- Oshnar Location within Iran
- Coordinates: 37°36′43″N 47°30′29″E﻿ / ﻿37.61194°N 47.50806°E
- Country: Iran
- Province: East Azerbaijan
- County: Torkamanchay
- District: Sowmaeh
- Rural District: Gavineh Rud

Population (2016)
- • Total: 566
- Time zone: UTC+3:30 (IRST)

= Oshnar =

Village in East Azerbaijan province, Iran

Oshnar (اشنار) (Note: Also romanized as Oshnār) is a village in Gavineh Rud Rural District of Sowmaeh District in Torkamanchay County, East Azerbaijan province, Iran.

==Demographics==
===Population===
At the time of the 2006 National Census, the village's population was 558 in 103 households, when it was in Barvanan-e Sharqi Rural District of Torkamanchay District (Note: Renamed the Central District of Torkamanchay County) in Mianeh County.
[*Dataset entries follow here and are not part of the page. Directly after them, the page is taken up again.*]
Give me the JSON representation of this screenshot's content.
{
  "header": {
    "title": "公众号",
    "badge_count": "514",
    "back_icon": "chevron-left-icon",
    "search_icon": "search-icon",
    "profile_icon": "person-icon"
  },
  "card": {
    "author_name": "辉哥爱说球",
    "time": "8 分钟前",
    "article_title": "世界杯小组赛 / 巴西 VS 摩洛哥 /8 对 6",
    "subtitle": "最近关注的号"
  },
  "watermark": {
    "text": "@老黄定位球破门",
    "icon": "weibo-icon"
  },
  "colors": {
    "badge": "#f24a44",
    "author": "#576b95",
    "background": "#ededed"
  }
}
The following census in 2011 counted 558 people in 151 households. The 2016 census measured the population of the village as 566 people in 165 households.

In 2024, the district was separated from the county in the establishment of Torkamanchay County and renamed the Central District. Oshnar was transferred to Gavineh Rud Rural District created in the new Sowmaeh District.